To William Stephens Smith
Paris June 22. 1785.
I have been honoured with your letter of May 28. inclosing those you had been so kind as to bring for me from America, as I had before been with a note informing me that such letters were in your possession. We had hoped you might have taken your passage in the French packet which might have given us the pleasure of seeing you here. Your arrival however in London was so well timed with respect to that of Mr. Adams that our regrets must give place to the general object of your mission which appears in event to have been better consulted by you than by our wishes. I congratulate you sincerely on your appointment and safe arrival. I wish you may find your situation agreeable. You will have one disagreeable circumstance the less than we have here, that of speaking the language of the country you are in. No one can know the value of this advantage till he has experienced the want of it. The external manners of the people too are more like those of your own countrymen, tho’ I doubt whether in benignity of disposition we do not find a greater resemblance here. The public papers tell us of a conference between Mr. Adams and Mr. Pitt. I am anxious to hear what passes on our business, tho’ I have little doubt what it will be. During the late war I had an infallible rule for deciding what that nation would do on every occasion. It was, to consider what they ought to do, and to take the reverse of that as what they would assuredly do, and I can say with truth that I was never deceived. It remains to see whether the present administration is under the influence of the same fatality. I shall with great pleasure receive your letters from time to time if you will be so good as to honour me with them, and will make you such returns as our information here will enable us, and am with great respect Sir Your most obedt. humble servt.,
RC (Rosenbach Co., Philadelphia, 1951). PrC (DLC).

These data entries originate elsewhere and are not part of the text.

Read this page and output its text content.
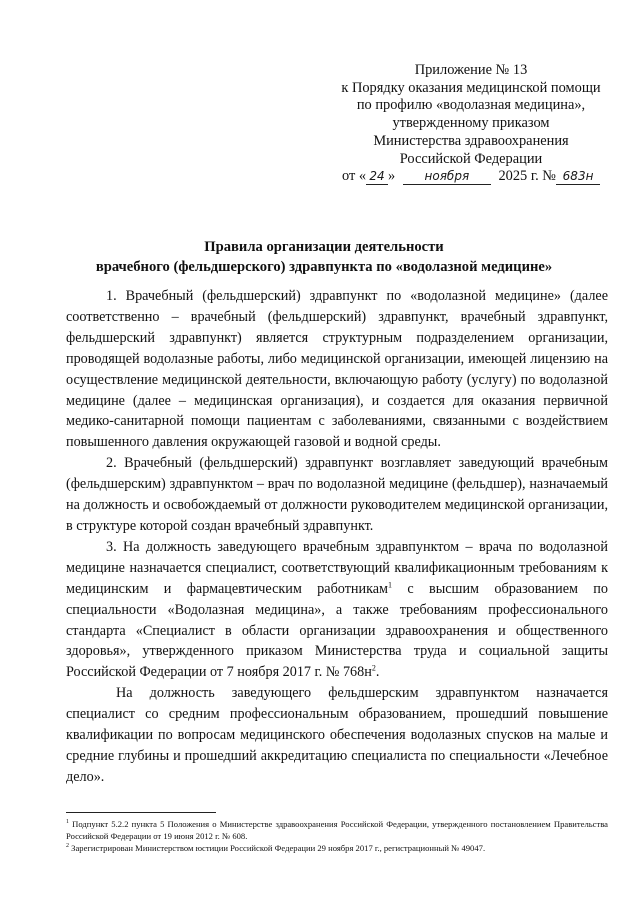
Приложение № 13
к Порядку оказания медицинской помощи
по профилю «водолазная медицина»,
утвержденному приказом
Министерства здравоохранения
Российской Федерации
от « 24 » ноября 2025 г. № 683н
Правила организации деятельности
врачебного (фельдшерского) здравпункта по «водолазной медицине»

1. Врачебный (фельдшерский) здравпункт по «водолазной медицине» (далее соответственно – врачебный (фельдшерский) здравпункт, врачебный здравпункт, фельдшерский здравпункт) является структурным подразделением организации, проводящей водолазные работы, либо медицинской организации, имеющей лицензию на осуществление медицинской деятельности, включающую работу (услугу) по водолазной медицине (далее – медицинская организация), и создается для оказания первичной медико-санитарной помощи пациентам с заболеваниями, связанными с воздействием повышенного давления окружающей газовой и водной среды.

2. Врачебный (фельдшерский) здравпункт возглавляет заведующий врачебным (фельдшерским) здравпунктом – врач по водолазной медицине (фельдшер), назначаемый на должность и освобождаемый от должности руководителем медицинской организации, в структуре которой создан врачебный здравпункт.

3. На должность заведующего врачебным здравпунктом – врача по водолазной медицине назначается специалист, соответствующий квалификационным требованиям к медицинским и фармацевтическим работникам$^1$ с высшим образованием по специальности «Водолазная медицина», а также требованиям профессионального стандарта «Специалист в области организации здравоохранения и общественного здоровья», утвержденного приказом Министерства труда и социальной защиты Российской Федерации от 7 ноября 2017 г. № $768н^2$.

На должность заведующего фельдшерским здравпунктом назначается специалист со средним профессиональным образованием, прошедший повышение квалификации по вопросам медицинского обеспечения водолазных спусков на малые и средние глубины и прошедший аккредитацию специалиста по специальности «Лечебное дело».

$^1$ Подпункт 5.2.2 пункта 5 Положения о Министерстве здравоохранения Российской Федерации, утвержденного постановлением Правительства Российской Федерации от 19 июня 2012 г. № 608.

$^2$ Зарегистрирован Министерством юстиции Российской Федерации 29 ноября 2017 г., регистрационный № 49047.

Smith’s letter of 28 May 1785 has not been found, but the note informing TJ that the letters were in his possession was doubtless that from Adams to TJ, 27 May 1785. Smith had arrived in London the day before Adams did, but he had been traveling in leisurely fashion from Falmouth for ten days and reporting his adventures at considerable length to his old commander, Baron Steuben (Smith to Steuben, 16–18 May 1785; NHi: Steuben Papers). When he finally arrived at London at six in the evening of 25 May, he reported to Steuben that he “put up at the Royal Hotel in Pall Mall near the Palace at St. James, thinking it best to strike at the highest Peg at once. Very fortunately Mr. Adams and his Lady and Daughter arrived on the 26th. I waited on them immediately and was much pleased with the reception I met with and could very plainly discover that they had taken the pains to make some enquiry after me for they knew me perfectly and those who gave the account must have been pretty well acquainted and have dealt candidly. They have continued to be very attentive and polite and I have a great prospect of passing my time pleasantly with them” (Smith to Steuben, 15 June 1785; same). Adams had indeed been concerned about his new secretary, particularly because of Smith’s membership in the Cincinnati, on which their views were poles apart. “When Virtue is lost Ambition succeeds,” Adams had written Gerry in April. “Then indeed Ribbons and Garters become necessary; but never till then. … I don’t wonder at a Marquis de la Fayette or a Baron Steuben. They were born and bred to such Decorations and the taste for them” (Adams to Gerry, 25 Apr. 1785). Smith, a few days after meeting Adams, revealed his contrary opinion of the Society of the Cincinnati when he reported to Steuben: “I met Colo. Robinson of the Pennsylvania Line at the theatre with the Medal of the Cincinnati in his button Hole ridiculously sporting with a Cyprean Nymph. If Gentlemen are above attending to their personal character some little attention should be paid to the Character of a Society who may honour them with their Badge” (Smith to Steuben, 15 June 1785; NHi: Steuben Papers). But the entire Adams family was immediately won over by the charm and good qualities of the future husband of young Abigail, and he by theirs. For TJ’s high opinion of Smith, see his letter to Abigail Adams, 20 Nov. 1785.